Tuesday, April 27, 2010
I could have gotten sucked right down the depression drain today....
I'm tired of parenting - teenagers are a pain in the butt. I'm on my third 16 year old girl...and she is wearing the last bit of patience I had right out. Money is yet again...or is that still?.... a problem. Work stress is hanging in there at about 70%....down a bit from "this job is going to be the death of me" but still higher than is good for me. My partner is struggling emotionally and needs a lot from me right now.
It would be easy to slip into feeling bad mode. Focusing on the negative mode. Instead, right this minute, I CHOOSE to be grateful.
I'm grateful for the 16yo's obnoxiousness....because she has some heavy-duty health problems and yet...she's still able to be a typical annoying self centered snot head of a teenager. That's sort of fabulous, when you think about it.

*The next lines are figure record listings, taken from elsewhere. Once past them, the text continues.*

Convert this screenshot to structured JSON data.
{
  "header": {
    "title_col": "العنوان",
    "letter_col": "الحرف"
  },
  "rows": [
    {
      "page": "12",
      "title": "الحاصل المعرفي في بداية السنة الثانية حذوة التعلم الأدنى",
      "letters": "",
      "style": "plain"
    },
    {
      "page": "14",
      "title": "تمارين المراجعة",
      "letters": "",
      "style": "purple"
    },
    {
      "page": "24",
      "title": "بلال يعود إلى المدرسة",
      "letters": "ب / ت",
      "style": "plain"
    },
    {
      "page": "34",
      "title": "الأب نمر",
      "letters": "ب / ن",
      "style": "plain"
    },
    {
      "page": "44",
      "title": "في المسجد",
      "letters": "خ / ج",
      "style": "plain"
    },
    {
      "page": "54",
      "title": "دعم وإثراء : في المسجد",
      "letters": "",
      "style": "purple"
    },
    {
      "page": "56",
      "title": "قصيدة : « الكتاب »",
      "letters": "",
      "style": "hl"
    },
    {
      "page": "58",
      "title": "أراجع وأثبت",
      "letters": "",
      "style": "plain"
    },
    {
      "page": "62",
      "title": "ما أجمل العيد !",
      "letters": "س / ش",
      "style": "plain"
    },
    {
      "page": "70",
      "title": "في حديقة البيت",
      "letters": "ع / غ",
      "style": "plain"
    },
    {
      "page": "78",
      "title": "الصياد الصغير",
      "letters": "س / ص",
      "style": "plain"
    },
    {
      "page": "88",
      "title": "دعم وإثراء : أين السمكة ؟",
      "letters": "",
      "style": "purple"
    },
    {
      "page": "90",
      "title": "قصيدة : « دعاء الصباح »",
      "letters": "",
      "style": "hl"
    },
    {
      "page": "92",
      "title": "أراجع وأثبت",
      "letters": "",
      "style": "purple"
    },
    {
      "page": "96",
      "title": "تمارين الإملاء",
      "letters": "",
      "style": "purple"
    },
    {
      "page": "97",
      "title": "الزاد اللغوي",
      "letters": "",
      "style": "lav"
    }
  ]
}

I'm grateful for the job that's turning my hair gray....er, grayer....because it pays well and has excellent benefits, and I can make a difference here.
I'm grateful for the partner who is struggling...because she is the love of my life and through her, I have learned so much about myself.
I'm grateful I have as much money to move around as I do, because it could be a lot worse.
I'm grateful for my body, in all it's disrepair...because it carries me from one day to the next, one experience, one goal, and one moment of precious life to the next.
Gratitude is my mantra for the day. What are you grateful for? enquiring minds must know...
Monday, April 26, 2010
I had a great weekend! Shopping, time with friends, bellydance....Good times all around.
I feel inspired for dance again, which is a very good thing...
Also had a very good moment when I put on my costume.....and had to nab washcloths from the hotel bathroom to fill out the bra and my overskirt...lliterally fell right off me - right to the floor. I've not worn my costume for about 2 months...so this was a very good feeling. Through the magic of saftey pin technology, LOL the skirt stayed on during the performance. That the costume is "suddenly" too big is a great affirmation that things are changing body wise.
Which has also left me more motivated for health/weight loss and that is a very good thing....
Monday, April 19, 2010
Had a great weekend....dinner and a movie out with new friends, got to spend time with my sweetie, had a pretty relaxing day Sunday...all in all, a great weekend! Got my hair touched up and nails done - helps me to feel more positive when I look in the mirror when I know I look my best.
Today, had a 2 pound weight loss from last week and that felt really good - loss the last 2 weigh ins means I'm being consistent and that's often my pitfall. So all in all, pretty good stuff.
This is a short work week for me and I'm very excited about that, lol! After months of working 6 days a week, having a bit of time off is very exciting, LOL. We will take off for Portland Friday through Saturday. My dance troupe will perform at a dance festival on Saturday and we'll be packing the weekend with some great fun - watching a ton of bellydance at the festival, hitting Pasha's restaurant in downtown Portland for some professional bellydance goodness, a trip to Powell's City of Books, and general shopping in fun stores we do not have in my little rural town. Can't quite express my pleasure - we've not been out of town really in months and when you live in a rural area, it's pretty exciting to go to the big city, LOL.
Still working on 10k steps a day. My it's a slow progression - and of course that annoys me, I want it to be perfect 10 K now, right now! But I'm having steady improvement and that's got to be good enough.
Time to get off the computer and get ready for the day. here's hoping for some sunshine today, for me and for you, wherever you may be.
Thursday, April 15, 2010
I took today off from work.
I never take days off work. Granted, I planned it, LOL. I didn't call in sick or anything - I'm just taking a vacation day.
specifically chose today - partner at school almost all day, kids in school all day.
That means, my introvert can be fed by what it craves most - silence. Just me and the dog. No TV, no radio on in the background. If I practice the routine for our upcoming performance, the music will be on but it will be intentional, you know?
I need silence, alone time, on a regular basis or I get overdone....anxious...depressed. I love people, I love my family, but I finally learned in my 30's - I really need alone time or i get worn thin and I turn into a complete witch. With the nature of life lately, I've had no alone time. I've also been forced to be more outgoing than usual due to training someone at work and that has taken a toll on me.
See, I can fake it really well. I teach dance classes and I perform and I train people at work and blah blah blah...and people assume I'm an outgoing kinda gal. Nope. Not. It takes a tremendous amount of energy for me to be social for long stretches when I'm not getting that alone time to recharge.
So today is my day to recharge. A day of silence, doing a few chores, reading, walking the dog, dance practice...and probably a very nice nap, LOL.
I didn't make it to zumba last night and was really disappointed. Even more disappointed when I saw I was no where near 10K steps at the end of the day. It's a new goal to restart and I'm going to work on adding 10% a day to get it up there. Because of course my first thought was I'll walk 3 x a day and THAT will get me to 10k. That is totally unreasonable considering my life. 10% increase, now that is reasonable.
Enjoy your day - or evening - if you're across the pond. Hugs.